As riders and powerplants began to test the bounds of duplex frames, engineers looked for ways to reduce chassis flex further. Enter the twin-spar frame, also known as a perimeter frame. A twin-spar frame moves the upper portion of the duplex rails outward, to the perimeter of the bike. By widening the upper portion of the frame, the entire frame becomes less compliant. The headstock and swingarm pivot area become even more resistant to heavy loads that can occur during cornering and braking. These frames are typically made stiffer still by their material choice: Most modern perimeter frames are made of boxed aluminum, making them visually quite large, but structurally very light and strong. A pretty famous perimeter frame would be Yamaha’s Deltabox series.

Related to the perimeter frame is the trellis setup. Trellis frames are really not very different from a twin-spar frame. You could think of them as a subset. Instead of using a large boxed section of material, trellis frames employ twin tubes that make their way from headstock to swingarm pivot. Those tubes get added stiffness and rigidity from shorter sections of tubing welded between them. (Well, most of them can be welded. Steel is the usual material used in trellis frames.) The end result looks like latticework, or a trellis, hence the name. The most notable trellis frames are probably those of Ducati, which have been a hallmark of the Monster line since its inception.

A less-than-common frame style is the pressed-steel frame and closely related monocoque chassis. Rather than using traditional frame building materials, such as boxed sections and tubing, pressed-steel frames boast formed sections made of light-gauge sheet steel that’s been formed and pressed in dies and then spot-welded. Frames made this way are usually light and easy to manufacture. They are particularly susceptible to impact and rust. A fairly famous pressed-steel-framed bike was the Honda Dream. Monocoque frames are similarly constructed, but incorporate the bike’s outer skin (bodywork) as a structural piece of the frame. Older Vespa scooters utilize this design.

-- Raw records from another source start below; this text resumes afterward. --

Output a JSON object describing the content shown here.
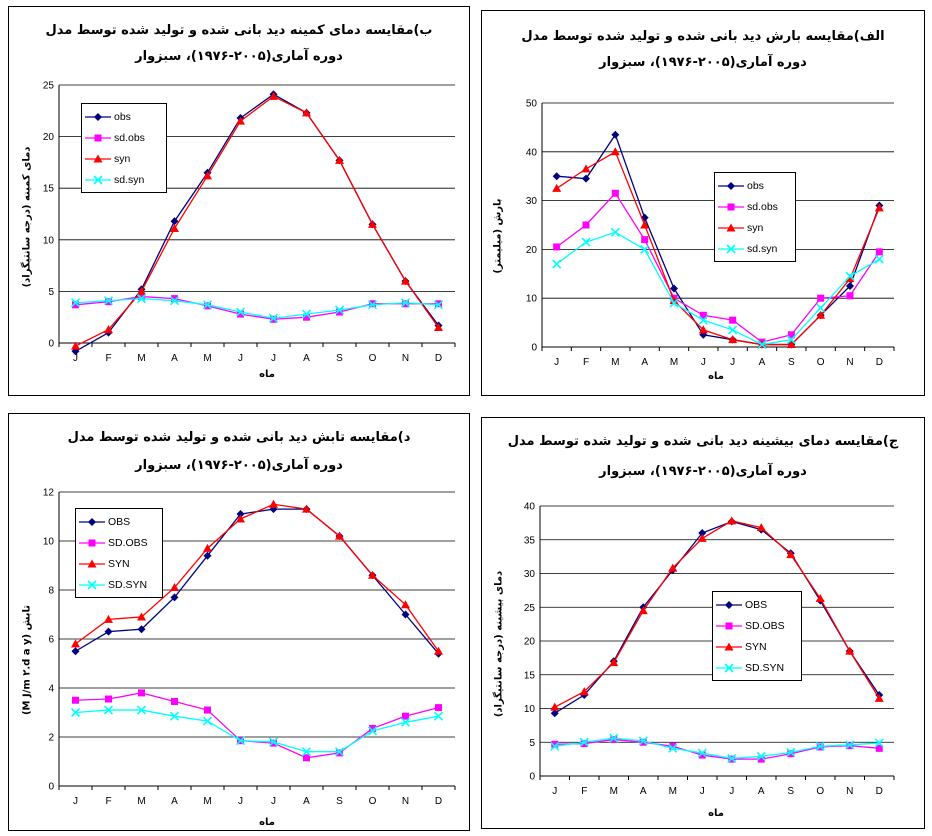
{
  "chart_data": [
    {
      "id": "p1",
      "type": "line",
      "title": "الف)مقایسه بارش دید بانی شده و تولید شده توسط مدل",
      "subtitle": "دوره آماری(۲۰۰۵-۱۹۷۶)، سبزوار",
      "xlabel": "ماه",
      "ylabel": "بارش (میلیمتر)",
      "categories": [
        "J",
        "F",
        "M",
        "A",
        "M",
        "J",
        "J",
        "A",
        "S",
        "O",
        "N",
        "D"
      ],
      "ylim": [
        0,
        50
      ],
      "yticks": [
        0,
        10,
        20,
        30,
        40,
        50
      ],
      "legend_position": "center",
      "series": [
        {
          "name": "obs",
          "color": "#000080",
          "marker": "diamond",
          "values": [
            35,
            34.5,
            43.5,
            26.5,
            12,
            2.5,
            1.5,
            0.5,
            0.5,
            6.5,
            12.5,
            29
          ]
        },
        {
          "name": "sd.obs",
          "color": "#FF00FF",
          "marker": "square",
          "values": [
            20.5,
            25,
            31.5,
            22,
            10,
            6.5,
            5.5,
            1,
            2.5,
            10,
            10.5,
            19.5
          ]
        },
        {
          "name": "syn",
          "color": "#FF0000",
          "marker": "triangle",
          "values": [
            32.5,
            36.5,
            40,
            25,
            9.5,
            3.5,
            1.5,
            0.5,
            0.5,
            6.5,
            14,
            28.5
          ]
        },
        {
          "name": "sd.syn",
          "color": "#00FFFF",
          "marker": "x",
          "values": [
            17,
            21.5,
            23.5,
            20,
            9,
            5.5,
            3.5,
            0.5,
            1.5,
            8,
            14.5,
            18
          ]
        }
      ]
    },
    {
      "id": "p2",
      "type": "line",
      "title": "ب)مقایسه دمای کمینه دید بانی شده و تولید شده توسط مدل",
      "subtitle": "دوره آماری(۲۰۰۵-۱۹۷۶)، سبزوار",
      "xlabel": "ماه",
      "ylabel": "دمای کمینه (درجه سانتیگراد)",
      "categories": [
        "J",
        "F",
        "M",
        "A",
        "M",
        "J",
        "J",
        "A",
        "S",
        "O",
        "N",
        "D"
      ],
      "ylim": [
        0,
        25
      ],
      "yticks": [
        0,
        5,
        10,
        15,
        20,
        25
      ],
      "legend_position": "top-left",
      "series": [
        {
          "name": "obs",
          "color": "#000080",
          "marker": "diamond",
          "values": [
            -0.8,
            1,
            5.2,
            11.8,
            16.5,
            21.8,
            24.1,
            22.3,
            17.7,
            11.5,
            6,
            1.7
          ]
        },
        {
          "name": "sd.obs",
          "color": "#FF00FF",
          "marker": "square",
          "values": [
            3.7,
            4,
            4.5,
            4.3,
            3.6,
            2.8,
            2.3,
            2.5,
            3,
            3.8,
            3.8,
            3.8
          ]
        },
        {
          "name": "syn",
          "color": "#FF0000",
          "marker": "triangle",
          "values": [
            -0.3,
            1.3,
            5,
            11.1,
            16.2,
            21.5,
            23.9,
            22.3,
            17.7,
            11.5,
            6,
            1.5
          ]
        },
        {
          "name": "sd.syn",
          "color": "#00FFFF",
          "marker": "x",
          "values": [
            3.9,
            4.1,
            4.3,
            4.1,
            3.7,
            3,
            2.4,
            2.8,
            3.2,
            3.7,
            3.9,
            3.7
          ]
        }
      ]
    },
    {
      "id": "p3",
      "type": "line",
      "title": "ج)مقایسه دمای بیشینه دید بانی شده و تولید شده توسط مدل",
      "subtitle": "دوره آماری(۲۰۰۵-۱۹۷۶)، سبزوار",
      "xlabel": "ماه",
      "ylabel": "دمای بیشینه (درجه سانتیگراد)",
      "categories": [
        "J",
        "F",
        "M",
        "A",
        "M",
        "J",
        "J",
        "A",
        "S",
        "O",
        "N",
        "D"
      ],
      "ylim": [
        0,
        40
      ],
      "yticks": [
        0,
        5,
        10,
        15,
        20,
        25,
        30,
        35,
        40
      ],
      "legend_position": "center",
      "series": [
        {
          "name": "OBS",
          "color": "#000080",
          "marker": "diamond",
          "values": [
            9.3,
            12,
            17,
            25,
            30.5,
            36,
            37.7,
            36.5,
            33,
            26,
            18.5,
            12
          ]
        },
        {
          "name": "SD.OBS",
          "color": "#FF00FF",
          "marker": "square",
          "values": [
            4.7,
            4.8,
            5.4,
            5,
            4.4,
            3.1,
            2.5,
            2.5,
            3.3,
            4.3,
            4.5,
            4.1
          ]
        },
        {
          "name": "SYN",
          "color": "#FF0000",
          "marker": "triangle",
          "values": [
            10.2,
            12.5,
            16.8,
            24.5,
            30.8,
            35.2,
            37.8,
            36.8,
            32.8,
            26.3,
            18.5,
            11.5
          ]
        },
        {
          "name": "SD.SYN",
          "color": "#00FFFF",
          "marker": "x",
          "values": [
            4.4,
            5,
            5.6,
            5.2,
            4.1,
            3.4,
            2.6,
            2.9,
            3.5,
            4.4,
            4.6,
            4.9
          ]
        }
      ]
    },
    {
      "id": "p4",
      "type": "line",
      "title": "د)مقایسه تابش دید بانی شده و تولید شده توسط مدل",
      "subtitle": "دوره آماری(۲۰۰۵-۱۹۷۶)، سبزوار",
      "xlabel": "ماه",
      "ylabel": "تابش (M J/m ۲.d a y)",
      "categories": [
        "J",
        "F",
        "M",
        "A",
        "M",
        "J",
        "J",
        "A",
        "S",
        "O",
        "N",
        "D"
      ],
      "ylim": [
        0,
        12
      ],
      "yticks": [
        0,
        2,
        4,
        6,
        8,
        10,
        12
      ],
      "legend_position": "top-left",
      "series": [
        {
          "name": "OBS",
          "color": "#000080",
          "marker": "diamond",
          "values": [
            5.5,
            6.3,
            6.4,
            7.7,
            9.4,
            11.1,
            11.3,
            11.3,
            10.2,
            8.6,
            7,
            5.4
          ]
        },
        {
          "name": "SD.OBS",
          "color": "#FF00FF",
          "marker": "square",
          "values": [
            3.5,
            3.55,
            3.8,
            3.45,
            3.1,
            1.85,
            1.75,
            1.15,
            1.35,
            2.35,
            2.85,
            3.2
          ]
        },
        {
          "name": "SYN",
          "color": "#FF0000",
          "marker": "triangle",
          "values": [
            5.8,
            6.8,
            6.9,
            8.1,
            9.7,
            10.9,
            11.5,
            11.3,
            10.2,
            8.6,
            7.4,
            5.5
          ]
        },
        {
          "name": "SD.SYN",
          "color": "#00FFFF",
          "marker": "x",
          "values": [
            3,
            3.1,
            3.1,
            2.85,
            2.65,
            1.85,
            1.8,
            1.4,
            1.4,
            2.25,
            2.6,
            2.85
          ]
        }
      ]
    }
  ]
}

The last item that relates to frames is actually the engine. At some point, an engineer realized that because engines are, structurally, just very rigid aluminum boxes, they could serve double duty by acting as a part of the frame. You may have seen engine and frame combos described as “stressed members.” (You might also have heard an old-timer define this type of frame as a “keystone” frame; their heyday was in the early part of the 20th century.) The stressed-member frame is usually characterized by an engine that appears to “hang,” with no visible means of support beneath the engine. The stressed-member design can be used with more than one style of frame, so you will often hear this incorporated into the description of the chassis. ("It's a stressed-member, dual-spar design.")

Frames are quite literally the support structure for your entire bike. Not only have frame designs evolved tremendously, but so have metallurgy and manufacturing processes. All that means that frames do a better job than ever of keeping our wheels pointed in the right direction, providing performance that would be other-worldly by the standards of old. And that’s why things are the way they are.